Мальчик с невинными глазами, юнец, веселящийся ночами напролёт, даже тот,
взрослый, Мартин, нашедший всему в жизни ярлычок и место, – все они мертвы. Все
они похоронены во мне, сожраны и переварены, вышли шлаком забытых иллюзий.
Маленький мальчик хотел быть сыщиком – но разве его мечты имеют хоть каплю
сходства с моей нынешней жизнью? Юноша хотел любви – но разве он понимал, что
хочет лишь секса? Взрослый распланировал свою жизнь до самой смерти – но разве
сбылись его планы? Я уже другой… я каждый миг становлюсь другим, вереница
надгробий тянется за мной в прошлое – и никаких Библиотек не хватит, чтобы
каждый умерший Мартин получил по своему обелиску. И это правильно, ключник. Это
неизбежно. Уныл и бесплоден был бы мир мудрых старцев, прагматичен и сух мир
взрослых, бестолков и нелеп мир вечных детей. Грусть и виноватость вызывает
ребёнок, отвергающий детство, торопящийся жить, вприпрыжку несущийся навстречу
взрослости. Грусть и виноватость… будто наш мир оказался слишком жесток для
детства. Смущение и жалость вызывает взрослый, скачущий наперегонки с детишками
или балдеющий в сорок лет под «металл». Смущение и жалость… будто наш мир
оказался недостойным того, чтобы вырасти. Молодящиеся старички, мудрствующие
юнцы – всё это упрёк миру. Слишком сложному миру, слишком жестокому миру. Миру,
который не знает смерти. Миру, который хоронит нас каждый миг. Если бы мне дали
самую вожделенную мечту человечества, если бы мне вручили бессмертие, но
сказали: «Расплатой будет неизменность» – что бы я ответил? Если в открывшейся
вечности я был бы обречён оставаться неизменным? Слушать одну и ту же музыку,
любить одни и те же книги, знать одних и тех же женщин, говорить об одном и том
же с одними и теми же друзьями? Думать одни и те же мысли, не менять вкусы и
привычки? Я не знаю своего ответа, ключник. Но мне кажется, это была бы
чрезмерная плата. Страшная плата, с лихвой перекрывающая вечность. Наша беда в
том, ключник, что мы как фотон – дуальны. Мы и частица, и волна… язычок
пламени-сознания, что пляшет на тяжёлых нефтяных волнах времени. И ни от одной
составляющей мы отказаться не в силах – как фотон не может остановиться или
потерять одну из своих составляющих.
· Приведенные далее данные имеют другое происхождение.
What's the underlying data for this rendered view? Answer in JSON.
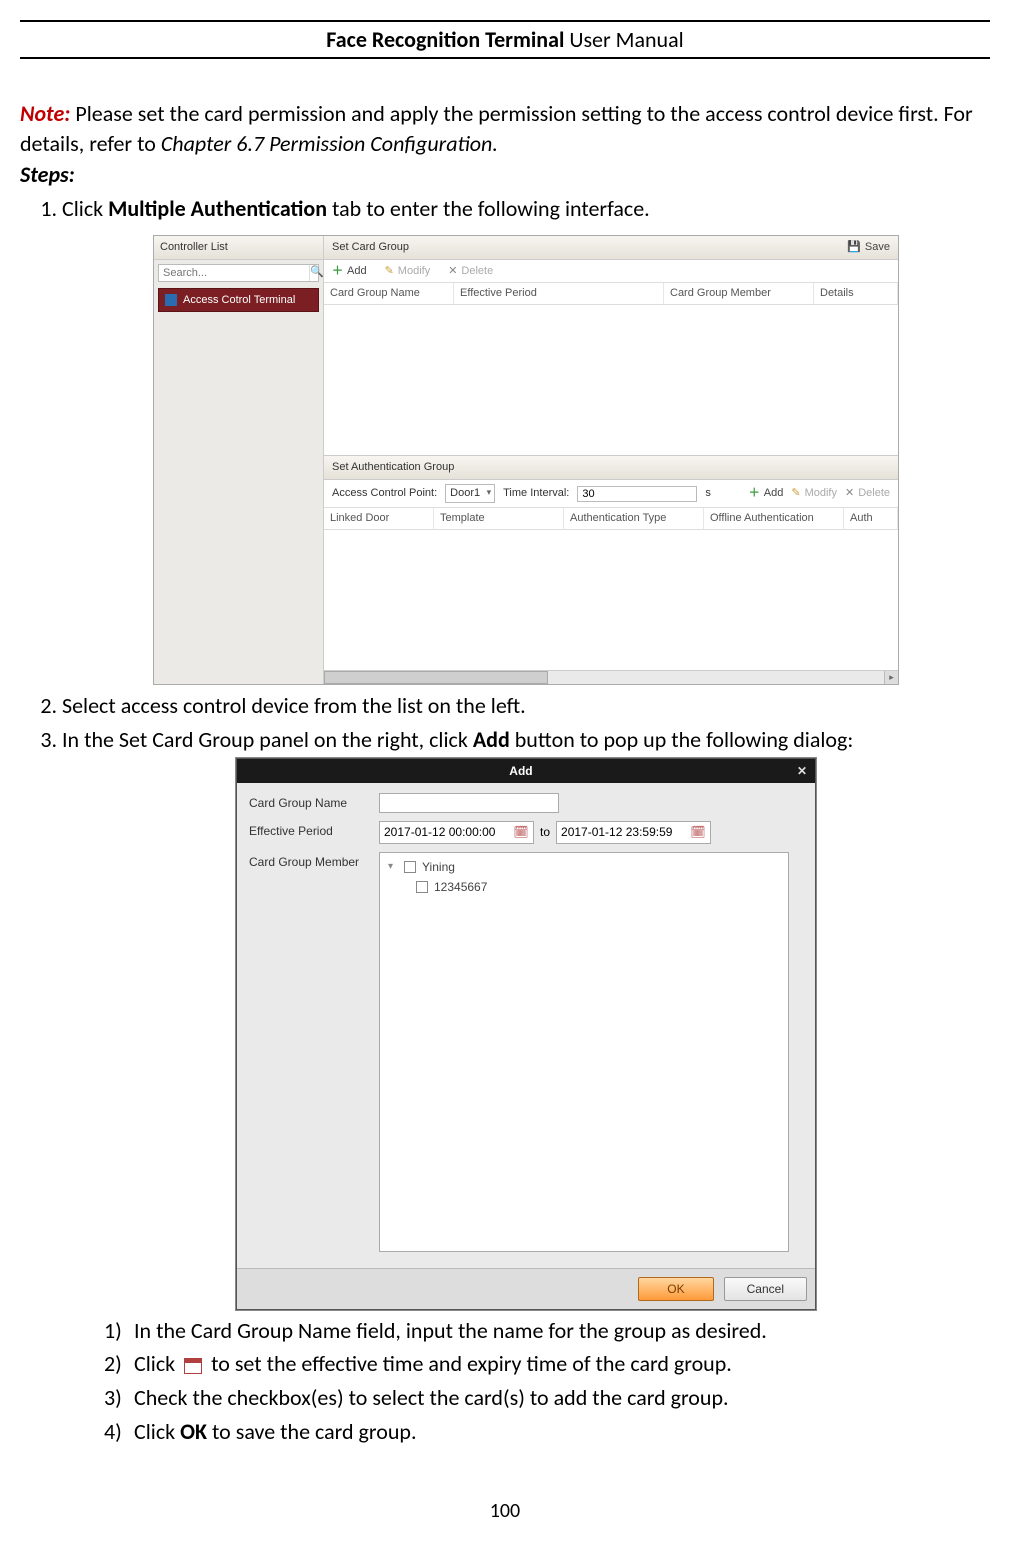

И в этом наша трагедия, наш замкнутый
круг. Мы не хотим умирать, но мы не можем остановиться – остановка будет лишь
иной формой смерти. Вера говорит нам о жизни вечной… но чья жизнь имеется в
виду? Меня – малыша, быть может, самого невинного и чистого, каким я был? Меня
– юноши, романтичного и наивного? Меня – прагматичного и сухого? Меня,
разбитого старческим маразмом и болезнью Альцгеймера? Ведь это тоже буду я… но
каким же я воскресну в вечности, неужели беспомощным слабоумным? А если я буду
пребывать в здравом уме и твёрдой памяти – то чем провинился обеспамятевший
старик? А если воскреснет каждый «я» – то хватит ли места в раю хотя бы для
меня одного?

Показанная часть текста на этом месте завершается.